Мы положили Братика на широкую постель, в беспорядке заваленную пестрыми одеялами. Мастер, сокрушенно бормоча, размотал повязку. Потом он кривыми ножницами перестриг лямки у майки, стянул ее вниз.
Не открывая глаз, Братик негромко застонал.
– Полминутки потерпи, малыш, – прошептал Мастер.
Я увидел у него в ладонях мясистый лист какого-то растения. Мастер ногтями содрал с листа кожицу, и заискрилась жидкая изумрудная мякоть. Этой мякотью Мастер положил лист на запекшуюся ранку. Затем, не бинтуя Братика, укрыл его по самый подбородок одеялом. Но прежде чем он сделал это, я заметил на другом, нераненом, плече Братика натертую полоску. И понял: от перевязи барабана… Барабаны были слишком тяжелы, а ребята-барабанщики все же носили их. Тянули свою лямку маленьких солдат. Солдат, которые дрались против войны.
Я услышал укоризненный голос Мастера:
– Разве мальчики могут изменить предначертанное будущее?..
Ну конечно! Мальчики ничего не могут! Они тянут свою лямку, пока взрослые делают глупости!
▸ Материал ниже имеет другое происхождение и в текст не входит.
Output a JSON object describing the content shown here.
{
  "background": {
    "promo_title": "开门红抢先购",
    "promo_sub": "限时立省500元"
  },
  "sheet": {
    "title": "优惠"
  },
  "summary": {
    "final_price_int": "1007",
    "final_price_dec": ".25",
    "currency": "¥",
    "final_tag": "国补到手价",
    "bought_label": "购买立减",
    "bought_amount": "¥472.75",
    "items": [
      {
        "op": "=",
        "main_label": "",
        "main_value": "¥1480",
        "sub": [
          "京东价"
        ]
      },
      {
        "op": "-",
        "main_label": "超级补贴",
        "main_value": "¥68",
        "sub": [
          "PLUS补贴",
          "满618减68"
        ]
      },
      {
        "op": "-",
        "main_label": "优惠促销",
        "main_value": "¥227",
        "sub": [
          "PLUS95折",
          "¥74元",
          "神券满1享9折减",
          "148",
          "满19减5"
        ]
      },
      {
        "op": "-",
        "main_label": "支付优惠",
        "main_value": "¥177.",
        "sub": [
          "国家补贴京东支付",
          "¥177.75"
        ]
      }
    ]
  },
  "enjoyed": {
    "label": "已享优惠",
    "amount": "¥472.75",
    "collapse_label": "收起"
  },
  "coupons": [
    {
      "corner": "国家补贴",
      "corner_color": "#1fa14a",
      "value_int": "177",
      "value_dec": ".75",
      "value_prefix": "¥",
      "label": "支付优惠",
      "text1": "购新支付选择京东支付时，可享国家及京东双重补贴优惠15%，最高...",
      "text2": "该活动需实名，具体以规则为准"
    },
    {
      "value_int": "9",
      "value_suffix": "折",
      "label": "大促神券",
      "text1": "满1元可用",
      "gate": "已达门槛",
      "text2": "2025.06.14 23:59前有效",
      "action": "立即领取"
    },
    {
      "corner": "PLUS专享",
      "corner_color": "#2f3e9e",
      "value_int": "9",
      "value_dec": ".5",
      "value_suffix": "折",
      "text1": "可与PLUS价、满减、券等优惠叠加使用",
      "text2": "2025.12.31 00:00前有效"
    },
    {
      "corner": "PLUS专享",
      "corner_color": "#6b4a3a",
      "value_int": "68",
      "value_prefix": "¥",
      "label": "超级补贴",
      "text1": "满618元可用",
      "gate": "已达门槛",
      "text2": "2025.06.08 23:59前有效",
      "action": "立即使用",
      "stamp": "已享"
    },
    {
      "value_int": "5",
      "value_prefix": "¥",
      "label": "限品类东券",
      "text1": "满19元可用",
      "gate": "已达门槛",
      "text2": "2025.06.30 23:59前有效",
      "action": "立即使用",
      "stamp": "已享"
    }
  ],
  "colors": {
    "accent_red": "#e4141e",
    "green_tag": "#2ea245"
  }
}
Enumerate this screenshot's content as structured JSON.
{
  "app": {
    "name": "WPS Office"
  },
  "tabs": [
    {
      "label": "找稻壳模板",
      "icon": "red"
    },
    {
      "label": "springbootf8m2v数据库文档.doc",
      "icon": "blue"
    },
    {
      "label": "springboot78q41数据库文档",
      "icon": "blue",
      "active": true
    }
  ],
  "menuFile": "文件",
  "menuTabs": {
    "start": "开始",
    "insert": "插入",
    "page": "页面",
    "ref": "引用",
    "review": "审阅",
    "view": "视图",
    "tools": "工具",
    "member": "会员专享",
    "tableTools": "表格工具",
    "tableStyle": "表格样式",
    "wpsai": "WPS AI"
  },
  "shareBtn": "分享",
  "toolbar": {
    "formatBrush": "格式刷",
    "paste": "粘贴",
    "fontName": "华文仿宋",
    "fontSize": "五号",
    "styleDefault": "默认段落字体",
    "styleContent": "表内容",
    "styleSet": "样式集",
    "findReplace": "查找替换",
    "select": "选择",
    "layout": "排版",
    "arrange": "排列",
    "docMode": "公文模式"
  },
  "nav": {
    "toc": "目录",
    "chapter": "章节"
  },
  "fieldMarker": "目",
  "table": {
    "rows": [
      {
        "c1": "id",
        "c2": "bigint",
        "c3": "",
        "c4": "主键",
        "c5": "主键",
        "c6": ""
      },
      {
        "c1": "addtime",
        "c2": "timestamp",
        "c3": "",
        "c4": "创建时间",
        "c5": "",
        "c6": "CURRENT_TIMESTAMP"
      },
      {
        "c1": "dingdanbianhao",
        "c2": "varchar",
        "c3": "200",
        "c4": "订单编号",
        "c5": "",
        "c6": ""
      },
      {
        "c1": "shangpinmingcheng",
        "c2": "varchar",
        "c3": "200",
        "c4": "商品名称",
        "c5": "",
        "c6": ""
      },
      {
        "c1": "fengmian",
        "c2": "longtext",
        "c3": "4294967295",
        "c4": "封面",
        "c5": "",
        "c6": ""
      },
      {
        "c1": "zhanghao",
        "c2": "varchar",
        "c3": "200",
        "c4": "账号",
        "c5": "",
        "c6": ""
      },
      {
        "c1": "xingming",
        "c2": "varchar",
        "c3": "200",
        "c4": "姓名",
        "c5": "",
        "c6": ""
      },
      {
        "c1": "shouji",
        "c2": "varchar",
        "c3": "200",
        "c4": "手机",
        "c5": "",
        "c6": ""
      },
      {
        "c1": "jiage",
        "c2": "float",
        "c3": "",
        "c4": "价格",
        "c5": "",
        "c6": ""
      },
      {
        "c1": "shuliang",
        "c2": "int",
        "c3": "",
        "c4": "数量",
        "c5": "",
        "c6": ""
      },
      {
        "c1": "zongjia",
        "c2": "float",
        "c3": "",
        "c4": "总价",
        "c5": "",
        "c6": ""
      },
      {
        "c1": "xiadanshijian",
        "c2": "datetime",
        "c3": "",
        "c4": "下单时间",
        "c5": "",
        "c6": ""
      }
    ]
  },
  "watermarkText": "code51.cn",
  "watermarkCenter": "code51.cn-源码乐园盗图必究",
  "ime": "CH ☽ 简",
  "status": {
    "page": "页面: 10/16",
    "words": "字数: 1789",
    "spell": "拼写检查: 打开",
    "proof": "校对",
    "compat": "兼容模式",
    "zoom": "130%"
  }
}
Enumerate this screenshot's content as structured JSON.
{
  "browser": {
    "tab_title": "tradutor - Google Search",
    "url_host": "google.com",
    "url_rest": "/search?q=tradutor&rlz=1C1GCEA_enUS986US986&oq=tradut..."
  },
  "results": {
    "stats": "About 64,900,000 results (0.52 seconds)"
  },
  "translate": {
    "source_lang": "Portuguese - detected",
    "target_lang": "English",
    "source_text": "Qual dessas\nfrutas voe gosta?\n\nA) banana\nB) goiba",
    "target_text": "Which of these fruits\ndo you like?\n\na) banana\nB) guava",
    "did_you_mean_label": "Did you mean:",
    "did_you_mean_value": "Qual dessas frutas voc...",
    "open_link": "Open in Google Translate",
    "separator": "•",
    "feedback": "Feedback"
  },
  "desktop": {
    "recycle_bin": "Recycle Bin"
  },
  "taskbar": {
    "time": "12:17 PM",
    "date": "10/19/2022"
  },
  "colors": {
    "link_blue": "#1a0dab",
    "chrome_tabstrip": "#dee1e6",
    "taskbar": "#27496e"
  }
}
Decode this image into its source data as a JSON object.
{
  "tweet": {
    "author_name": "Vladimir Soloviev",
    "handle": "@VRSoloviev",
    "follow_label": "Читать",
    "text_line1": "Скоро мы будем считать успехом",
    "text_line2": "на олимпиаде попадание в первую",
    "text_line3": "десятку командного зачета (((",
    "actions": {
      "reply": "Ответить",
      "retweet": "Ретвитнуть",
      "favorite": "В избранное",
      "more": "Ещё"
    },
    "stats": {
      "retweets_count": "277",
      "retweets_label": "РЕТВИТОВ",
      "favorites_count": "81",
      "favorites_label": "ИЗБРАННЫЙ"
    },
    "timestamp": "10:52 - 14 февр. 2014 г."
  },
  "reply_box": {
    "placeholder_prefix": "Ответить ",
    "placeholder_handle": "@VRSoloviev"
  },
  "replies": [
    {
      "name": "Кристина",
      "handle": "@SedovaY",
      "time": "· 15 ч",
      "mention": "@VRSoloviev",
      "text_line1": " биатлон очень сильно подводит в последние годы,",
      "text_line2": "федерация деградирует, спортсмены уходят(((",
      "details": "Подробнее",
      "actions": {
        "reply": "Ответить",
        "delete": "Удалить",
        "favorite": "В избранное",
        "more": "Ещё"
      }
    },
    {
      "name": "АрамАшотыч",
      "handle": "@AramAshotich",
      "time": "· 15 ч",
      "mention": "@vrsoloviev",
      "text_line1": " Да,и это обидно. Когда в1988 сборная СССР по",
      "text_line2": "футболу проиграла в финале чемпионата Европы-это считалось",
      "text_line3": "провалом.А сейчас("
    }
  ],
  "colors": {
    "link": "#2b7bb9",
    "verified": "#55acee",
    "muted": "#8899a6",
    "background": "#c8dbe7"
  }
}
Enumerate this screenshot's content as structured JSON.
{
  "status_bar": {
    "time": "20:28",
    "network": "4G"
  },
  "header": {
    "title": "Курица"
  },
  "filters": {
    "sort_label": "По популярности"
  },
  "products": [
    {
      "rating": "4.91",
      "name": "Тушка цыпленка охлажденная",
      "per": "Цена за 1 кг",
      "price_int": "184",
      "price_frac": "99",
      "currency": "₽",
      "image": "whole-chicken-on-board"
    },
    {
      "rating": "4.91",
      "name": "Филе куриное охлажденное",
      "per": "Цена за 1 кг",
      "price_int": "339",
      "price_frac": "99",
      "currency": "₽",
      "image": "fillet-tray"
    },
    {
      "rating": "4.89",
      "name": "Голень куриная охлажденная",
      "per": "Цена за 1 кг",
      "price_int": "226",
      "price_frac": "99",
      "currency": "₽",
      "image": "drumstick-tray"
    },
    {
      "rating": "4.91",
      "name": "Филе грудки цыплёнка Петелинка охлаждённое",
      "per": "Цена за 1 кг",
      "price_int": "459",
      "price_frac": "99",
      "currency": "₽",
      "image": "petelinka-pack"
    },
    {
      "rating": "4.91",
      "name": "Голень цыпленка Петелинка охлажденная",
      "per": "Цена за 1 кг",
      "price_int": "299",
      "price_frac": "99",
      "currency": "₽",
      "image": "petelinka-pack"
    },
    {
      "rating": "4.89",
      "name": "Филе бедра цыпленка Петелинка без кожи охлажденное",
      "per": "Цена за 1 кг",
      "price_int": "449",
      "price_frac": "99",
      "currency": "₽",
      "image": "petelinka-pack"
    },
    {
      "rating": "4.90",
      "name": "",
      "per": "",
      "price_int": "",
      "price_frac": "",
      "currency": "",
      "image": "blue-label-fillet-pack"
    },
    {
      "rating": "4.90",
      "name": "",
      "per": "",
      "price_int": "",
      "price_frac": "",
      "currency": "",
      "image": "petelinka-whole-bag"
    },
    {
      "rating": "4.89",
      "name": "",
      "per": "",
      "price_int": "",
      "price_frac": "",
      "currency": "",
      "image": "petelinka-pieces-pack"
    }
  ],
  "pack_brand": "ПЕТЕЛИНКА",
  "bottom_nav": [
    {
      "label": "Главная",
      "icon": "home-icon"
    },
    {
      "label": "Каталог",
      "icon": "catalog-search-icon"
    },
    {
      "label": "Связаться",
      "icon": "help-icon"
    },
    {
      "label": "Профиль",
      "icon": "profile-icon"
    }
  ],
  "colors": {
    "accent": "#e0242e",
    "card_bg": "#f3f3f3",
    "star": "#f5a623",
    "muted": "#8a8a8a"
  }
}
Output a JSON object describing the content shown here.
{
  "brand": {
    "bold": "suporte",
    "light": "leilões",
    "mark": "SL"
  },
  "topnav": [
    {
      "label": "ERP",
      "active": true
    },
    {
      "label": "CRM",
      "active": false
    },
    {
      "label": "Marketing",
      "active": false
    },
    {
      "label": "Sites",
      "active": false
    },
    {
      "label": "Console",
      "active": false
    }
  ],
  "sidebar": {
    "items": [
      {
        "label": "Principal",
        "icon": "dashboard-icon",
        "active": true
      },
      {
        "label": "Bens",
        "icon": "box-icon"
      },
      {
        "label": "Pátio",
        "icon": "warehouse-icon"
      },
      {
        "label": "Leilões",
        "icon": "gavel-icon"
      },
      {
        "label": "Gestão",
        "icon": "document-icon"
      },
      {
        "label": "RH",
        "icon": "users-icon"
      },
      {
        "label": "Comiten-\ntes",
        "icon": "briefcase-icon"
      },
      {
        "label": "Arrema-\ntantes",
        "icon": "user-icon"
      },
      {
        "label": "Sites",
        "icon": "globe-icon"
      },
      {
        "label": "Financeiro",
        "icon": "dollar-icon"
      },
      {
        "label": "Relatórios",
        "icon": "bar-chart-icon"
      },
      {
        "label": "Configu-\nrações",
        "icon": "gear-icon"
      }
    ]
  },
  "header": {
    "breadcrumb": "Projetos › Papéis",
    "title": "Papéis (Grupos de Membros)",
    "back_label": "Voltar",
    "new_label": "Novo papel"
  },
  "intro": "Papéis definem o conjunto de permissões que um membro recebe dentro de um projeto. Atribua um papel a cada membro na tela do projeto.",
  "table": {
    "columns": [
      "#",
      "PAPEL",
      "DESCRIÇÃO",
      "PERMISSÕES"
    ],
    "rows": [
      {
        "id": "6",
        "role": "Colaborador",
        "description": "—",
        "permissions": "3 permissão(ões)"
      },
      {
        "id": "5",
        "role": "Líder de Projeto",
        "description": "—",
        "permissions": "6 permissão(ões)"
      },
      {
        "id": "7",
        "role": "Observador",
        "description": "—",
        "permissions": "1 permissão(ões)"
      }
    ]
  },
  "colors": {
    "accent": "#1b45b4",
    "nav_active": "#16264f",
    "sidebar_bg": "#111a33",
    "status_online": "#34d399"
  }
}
Лишь падать – и умирать они могут, как большие… И не только в сказке…
Я увидел умоляющие Валеркины глаза.
– Он поправится? – прошептал Валерка.
– К утру, – ласково сказал Мастер. – Если не будет воспаления. Но отчего ему быть? Воспаление бывает у старых и нездоровых людей…
– Он просил пить, – вспомнил я.
– Теперь ему и так хорошо, – успокоил Мастер.
Братик дышал легко, лицо его порозовело.
Валерка сидел на краю постели, положив на колени кулаки. Глядя в стенку, он сказал:
– Все равно я найду того прыщавого…
– Разве это он ранил? – спросил я.
– Конечно. Ты не видел?
Я не видел. Я тогда… Что я тогда? Ага, я зажимал локтем раненый бок… Черт, я и забыл о ране! Саднящая боль была все время, но я привык и не думал о ней. А, вот в чем дело: ткань присохла и остановила кровь…
– Посмотрите у меня, – сказал я Мастеру.
…Ух, как больно отдирается рубашка. Ничего, Братику было больнее. А вот и лист… Мокрый, прохладный. Влажный холод словно втягивает в себя боль, растворяет ее. Вот уже совсем хорошо. Даже усталость поубавилась.